Sunday, August 11, 2019

School Board should direct, not manage

The Special Called Board Meeting on August 6, 2019 should prompt a reminder to board members of their own duties and powers.

The board directs. It does not manage the School District. That's the job of the Superintendent. He is the Administrator, and he alone tells staff what to do and not do.

During the nitpicking of the Meal Plan Debt segment of the meeting (which should have been a five-minute report), many requests were made to staff members; ex., copies of letters to be sent to parents; information about the debt per school, the age of the debt, etc.

The questions are fine, but they should have been directed to the superintendent.

A review of certain Board Policies might be helpful to some of the board members.

Policy BBA Board Powers and Duties reads, in part, 
The board will employ a superintendent to serve as the chief executive officer.
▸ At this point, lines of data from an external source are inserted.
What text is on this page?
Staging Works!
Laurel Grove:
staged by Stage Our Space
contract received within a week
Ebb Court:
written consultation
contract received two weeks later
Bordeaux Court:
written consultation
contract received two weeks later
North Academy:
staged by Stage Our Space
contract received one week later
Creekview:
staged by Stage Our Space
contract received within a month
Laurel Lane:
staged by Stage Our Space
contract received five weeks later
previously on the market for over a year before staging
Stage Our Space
In that role, the superintendent performs administrative duties for the board by virtue of the powers delegated to him/her. The board will hold the superintendent accountable for the proper and efficient administration of the district.

Policy BBAA Board Member Authority And Responsibilities reads, in part,

The board and its members will deal with administrative services through the superintendent and will not give orders to any subordinates of the superintendent either publicly or privately but may make suggestions and recommendations.

Policy BC Board Member Conduct reads, in part, 

It is the responsibility of each board member to do the following (in part):
  • Understand that the basic function of a school board is policymaking, not administration, and accept the responsibility of learning to discriminate intelligently between these two functions.
It may be necessary for the superintendent to run interference and "protect" his employees from Board Member requests. I'm confident that CFO Miley and Will Anderson are creating carefully-worded letters that should prompt responses from parents regarding the meal debt.

The original plan was to send three letters to parents. At the meeting it was explained that the superintendent directed the staff to send four letters, with the fourth letter informing parents that the debt would be sent to Collection, if a parent did not contact the District about the debt.

How many times do you have to ask for parents to step up to their responsibility? The three-letter plan was sufficient. If you continue to ask and ask and ask, parents actually learn that they don't have to respond, because you will just keep asking. Keep in mind that they had plenty of warning of the increasing debt through weekly phone calls and emails, which they must have ignored.